Pernyataan itu terkait dengan habisnya masa jabatan kepala/wakil daerah di 278 daerah dari total 548 daerah pada 2022 dan 2023. Sementara mengacu pada Undang-Undang (UU) Nomor 10 Tahun 2016 tentang Pilkada, pilkada serentak akan digelar pada 2024. Dengan demikian, praktis ratusan daerah tersebut akan dipimpin penjabat kepala daerah hingga pelantikan kepala/wakil kepala daerah terpilih hasil Pilkada 2024.
Berdasarkan Pasal 201 UU Pilkada, penjabat merupakan pejabat pengganti gubernur dan wakil gubernur, bupati dan wakil bupati, serta wali kota dan wakil wali kota yang masa jabatannya sudah habis. Penjabat diisi oleh ASN yang menduduki jabatan pimpinan tinggi madya, baik di level pemerintah pusat maupun provinsi.
Untuk itu, kata Robert, Kementerian Dalam Negeri harus mulai menyiapkan skenario pengisian jabatan penjabat kepala daerah jelang Pilkada 2024. Harus ada jaminan bahwa para penjabat ditunjuk berdasarkan kompetensi manajerial dan pemahaman mumpuni soal situasi politik lokal.
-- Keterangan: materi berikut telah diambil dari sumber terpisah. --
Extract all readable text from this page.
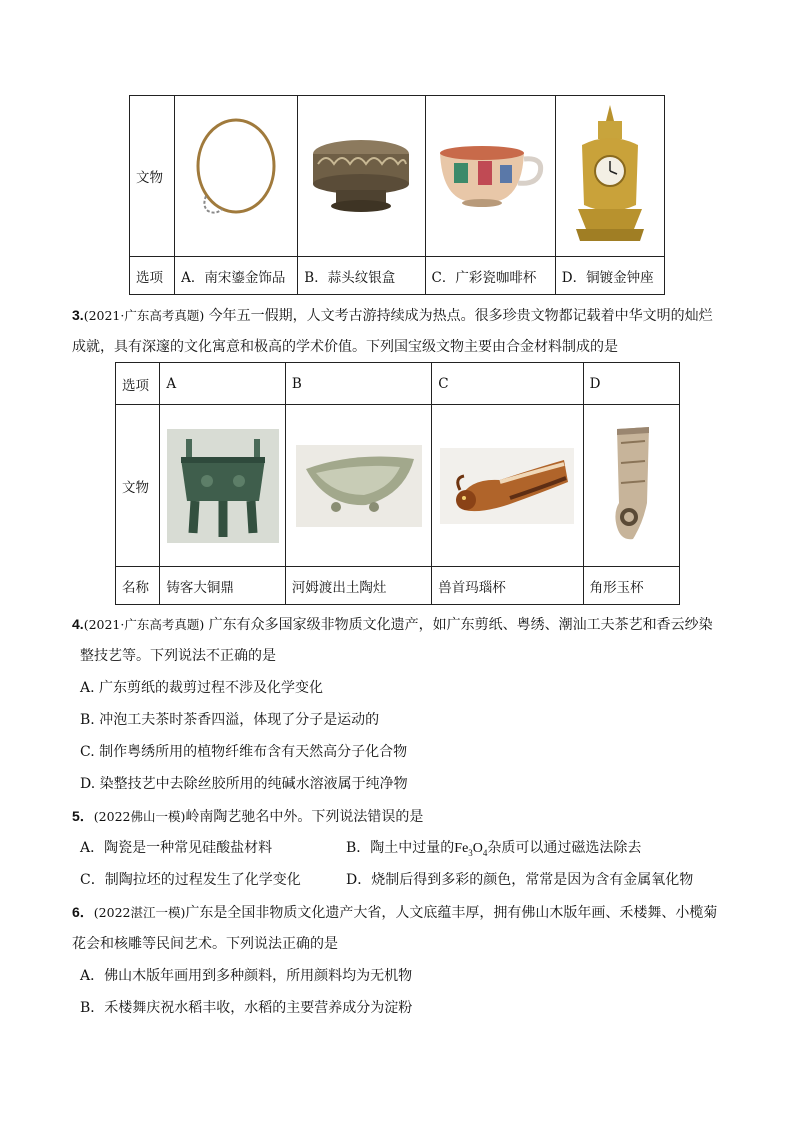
文物	

选项	A．南宋鎏金饰品	B．蒜头纹银盒	C．广彩瓷咖啡杯	D．铜镀金钟座
3.(2021·广东高考真题) 今年五一假期，人文考古游持续成为热点。很多珍贵文物都记载着中华文明的灿烂
成就，具有深邃的文化寓意和极高的学术价值。下列国宝级文物主要由合金材料制成的是
选项	A	B	C	D
文物	

名称	铸客大铜鼎	河姆渡出土陶灶	兽首玛瑙杯	角形玉杯
4.(2021·广东高考真题) 广东有众多国家级非物质文化遗产，如广东剪纸、粤绣、潮汕工夫茶艺和香云纱染
整技艺等。下列说法不正确的是
A. 广东剪纸的裁剪过程不涉及化学变化
B. 冲泡工夫茶时茶香四溢，体现了分子是运动的
C. 制作粤绣所用的植物纤维布含有天然高分子化合物
D. 染整技艺中去除丝胶所用的纯碱水溶液属于纯净物
5．(2022佛山一模)岭南陶艺驰名中外。下列说法错误的是
A．陶瓷是一种常见硅酸盐材料	B．陶土中过量的$Fe_3O_4$杂质可以通过磁选法除去
C．制陶拉坯的过程发生了化学变化	D．烧制后得到多彩的颜色，常常是因为含有金属氧化物
6．(2022湛江一模)广东是全国非物质文化遗产大省，人文底蕴丰厚，拥有佛山木版年画、禾楼舞、小榄菊
花会和核雕等民间艺术。下列说法正确的是
A．佛山木版年画用到多种颜料，所用颜料均为无机物
B．禾楼舞庆祝水稻丰收，水稻的主要营养成分为淀粉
Jika tidak, keberlangsungan pemerintahan, pembangunan, dan pelayanan publik di daerah bisa terganggu.
Berdasarkan data Komisi Aparatur Sipil Negara (KASN), pengaduan pelanggaran netralitas ASN cenderung meningkat sepanjang 2016-2018. Selama empat kali penyelenggaraan pilkada, jumlah pengaduan pelanggaran cenderung naik. Pada 2015 ada 29 laporan, 2016 ada 55 laporan, 2017 sebanyak 52 laporan, dan 2018 ada 491 laporan.
”Sebagian dari pelanggaran itu dilakukan penjabat kepala daerah,” kata Komisioner KASN Irham Dilmy.
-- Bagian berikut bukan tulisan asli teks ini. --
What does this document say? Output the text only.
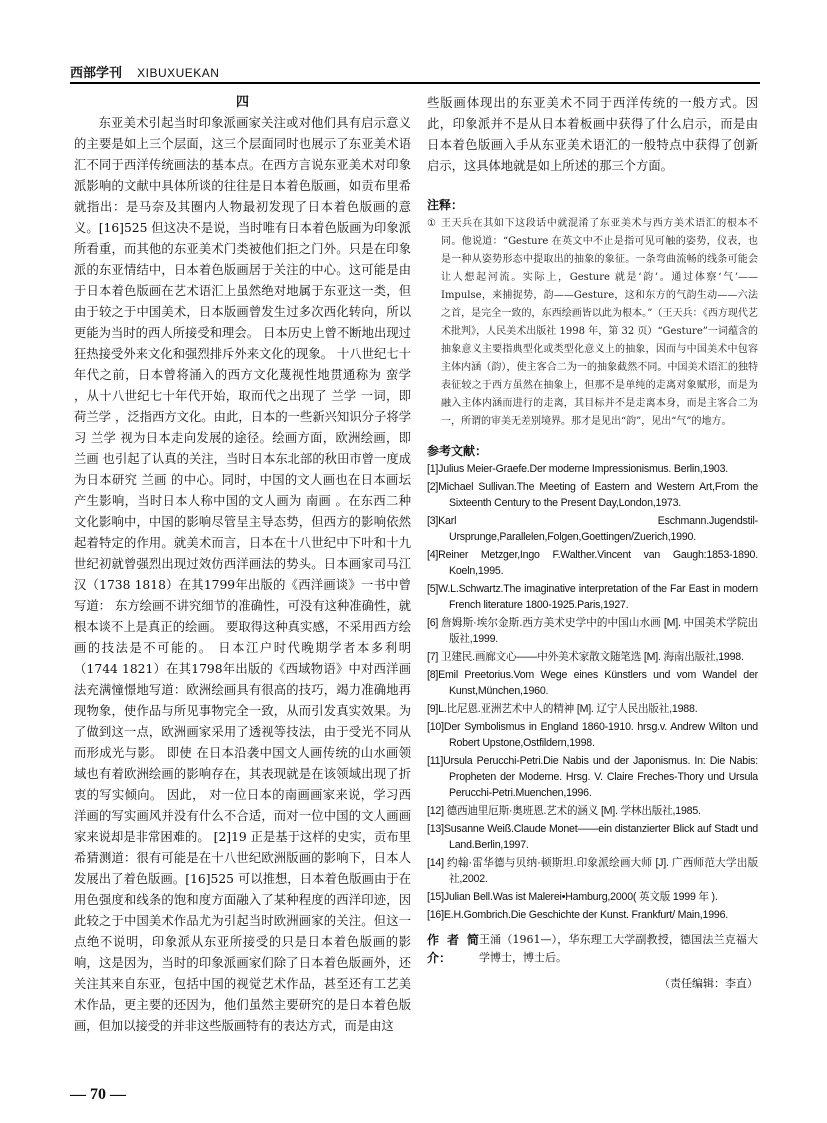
西部学刊 XIBUXUEKAN
四

东亚美术引起当时印象派画家关注或对他们具有启示意义的主要是如上三个层面，这三个层面同时也展示了东亚美术语汇不同于西洋传统画法的基本点。在西方言说东亚美术对印象派影响的文献中具体所谈的往往是日本着色版画，如贡布里希就指出：是马奈及其圈内人物最初发现了日本着色版画的意义。[16]525 但这决不是说，当时唯有日本着色版画为印象派所看重，而其他的东亚美术门类被他们拒之门外。只是在印象派的东亚情结中，日本着色版画居于关注的中心。这可能是由于日本着色版画在艺术语汇上虽然绝对地属于东亚这一类，但由于较之于中国美术，日本版画曾发生过多次西化转向，所以更能为当时的西人所接受和理会。 日本历史上曾不断地出现过狂热接受外来文化和强烈排斥外来文化的现象。 十八世纪七十年代之前，日本曾将涌入的西方文化蔑视性地贯通称为 蛮学 ，从十八世纪七十年代开始，取而代之出现了 兰学 一词，即 荷兰学 ，泛指西方文化。由此，日本的一些新兴知识分子将学习 兰学 视为日本走向发展的途径。绘画方面，欧洲绘画，即 兰画 也引起了认真的关注，当时日本东北部的秋田市曾一度成为日本研究 兰画 的中心。同时，中国的文人画也在日本画坛产生影响，当时日本人称中国的文人画为 南画 。在东西二种文化影响中，中国的影响尽管呈主导态势，但西方的影响依然起着特定的作用。就美术而言，日本在十八世纪中下叶和十九世纪初就曾强烈出现过效仿西洋画法的势头。日本画家司马江汉（1738 1818）在其1799年出版的《西洋画谈》一书中曾写道： 东方绘画不讲究细节的准确性，可没有这种准确性，就根本谈不上是真正的绘画。 要取得这种真实感，不采用西方绘画的技法是不可能的。 日本江户时代晚期学者本多利明（1744 1821）在其1798年出版的《西域物语》中对西洋画法充满憧憬地写道：欧洲绘画具有很高的技巧，竭力准确地再现物象，使作品与所见事物完全一致，从而引发真实效果。为了做到这一点，欧洲画家采用了透视等技法，由于受光不同从而形成光与影。 即使 在日本沿袭中国文人画传统的山水画领域也有着欧洲绘画的影响存在，其表现就是在该领域出现了折衷的写实倾向。 因此， 对一位日本的南画画家来说，学习西洋画的写实画风并没有什么不合适，而对一位中国的文人画画家来说却是非常困难的。 [2]19 正是基于这样的史实，贡布里希猜测道：很有可能是在十八世纪欧洲版画的影响下，日本人发展出了着色版画。[16]525 可以推想，日本着色版画由于在用色强度和线条的饱和度方面融入了某种程度的西洋印迹，因此较之于中国美术作品尤为引起当时欧洲画家的关注。但这一点绝不说明，印象派从东亚所接受的只是日本着色版画的影响，这是因为，当时的印象派画家们除了日本着色版画外，还关注其来自东亚，包括中国的视觉艺术作品，甚至还有工艺美术作品，更主要的还因为，他们虽然主要研究的是日本着色版画，但加以接受的并非这些版画特有的表达方式，而是由这

些版画体现出的东亚美术不同于西洋传统的一般方式。因此，印象派并不是从日本着板画中获得了什么启示，而是由日本着色版画入手从东亚美术语汇的一般特点中获得了创新启示，这具体地就是如上所述的那三个方面。

注释：
① 王天兵在其如下这段话中就混淆了东亚美术与西方美术语汇的根本不同。他说道：“Gesture 在英文中不止是指可见可触的姿势，仪表，也是一种从姿势形态中提取出的抽象的象征。一条弯曲流畅的线条可能会让人想起河流。实际上，Gesture 就是‘韵’。通过体察‘气’——Impulse，来捕捉势，韵——Gesture，这和东方的气韵生动——六法之首，是完全一致的，东西绘画皆以此为根本。”（王天兵：《西方现代艺术批判》，人民美术出版社 1998 年，第 32 页）“Gesture”一词蕴含的抽象意义主要指典型化或类型化意义上的抽象，因而与中国美术中包容主体内涵（韵），使主客合二为一的抽象截然不同。中国美术语汇的独特表征较之于西方虽然在抽象上，但那不是单纯的走离对象赋形，而是为融入主体内涵而进行的走离，其目标并不是走离本身，而是主客合二为一，所谓的审美无差别境界。那才是见出“韵”，见出“气”的地方。
参考文献：
[1]Julius Meier-Graefe.Der moderne Impressionismus. Berlin,1903.
[2]Michael Sullivan.The Meeting of Eastern and Western Art,From the Sixteenth Century to the Present Day,London,1973.
[3]Karl Eschmann.Jugendstil-Ursprunge,Parallelen,Folgen,Goettingen/Zuerich,1990.
[4]Reiner Metzger,Ingo F.Walther.Vincent van Gaugh:1853-1890. Koeln,1995.
[5]W.L.Schwartz.The imaginative interpretation of the Far East in modern French literature 1800-1925.Paris,1927.
[6] 詹姆斯·埃尔金斯.西方美术史学中的中国山水画 [M]. 中国美术学院出版社,1999.
[7] 卫建民.画廊文心——中外美术家散文随笔选 [M]. 海南出版社,1998.
[8]Emil Preetorius.Vom Wege eines Künstlers und vom Wandel der Kunst,München,1960.
[9]L.比尼恩.亚洲艺术中人的精神 [M]. 辽宁人民出版社,1988.
[10]Der Symbolismus in England 1860-1910. hrsg.v. Andrew Wilton und Robert Upstone,Ostfildern,1998.
[11]Ursula Perucchi-Petri.Die Nabis und der Japonismus. In: Die Nabis: Propheten der Moderne. Hrsg. V. Claire Freches-Thory und Ursula Perucchi-Petri.Muenchen,1996.
[12] 德西迪里厄斯·奥班恩.艺术的涵义 [M]. 学林出版社,1985.
[13]Susanne Weiß.Claude Monet——ein distanzierter Blick auf Stadt und Land.Berlin,1997.
[14] 约翰·雷华德与贝纳·顿斯坦.印象派绘画大师 [J]. 广西师范大学出版社,2002.
[15]Julian Bell.Was ist Malerei•Hamburg,2000( 英文版 1999 年 ).
[16]E.H.Gombrich.Die Geschichte der Kunst. Frankfurt/ Main,1996.
作者简介：
王涌（1961—），华东理工大学副教授，德国法兰克福大学博士，博士后。
（责任编辑：李直）
— 70 —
Irham mengatakan, mereka melanggar netralitas karena beberapa kebijakan yang dibuat penjabat kepala daerah itu ditujukan untuk menyukseskan pejabat politik yang kembali berkontestasi dalam pilkada. Modus yang dilakukan biasanya dengan cara mempromosikan atau memutasi ASN pada posisi yang memiliki anggaran besar.
Mereka melanggar netralitas karena beberapa kebijakan yang dibuat penjabat kepala daerah itu ditujukan untuk menyukseskan pejabat politik yang kembali berkontestasi dalam pilkada.
Contohnya, dinas pekerjaan umum dan perumahan rakyat di kabupaten/kota. ”ASN yang ditempatkan pada posisi tersebut diharapkan bisa jadi jalan masuk bagi pejabat politik untuk menggunakan Anggaran Pendapatan dan Belanja Daerah guna membiayai aktivitas politiknya,” ujarnya.
Untuk memuluskan langkah tersebut, lanjut Irham, penjabat kepala daerah juga kerap melanggar aturan administratif. Mereka dilarang memutasi atau mempromosikan ASN tanpa izin menteri dalam negeri untuk level pemerintah kabupaten/kota, dan izin dari presiden untuk level pemerintah provinsi. Namun, aturan itu dilanggar.
”Beberapa kasus seperti itu pernah terjadi di Kabupaten Banyuasin di Sumatera Selatan, Jawa Timur, dan Kabupaten Bekasi di Jawa Barat,” ujar Irham.
Irham menambahkan, kasus-kasus serupa harus dicegah. Penjabat kepala daerah harus profesional dan berintegritas. Sebab, dalam beberapa tahun ke depan, ratusan pemerintah daerah akan dipimpin oleh penjabat kepala daerah.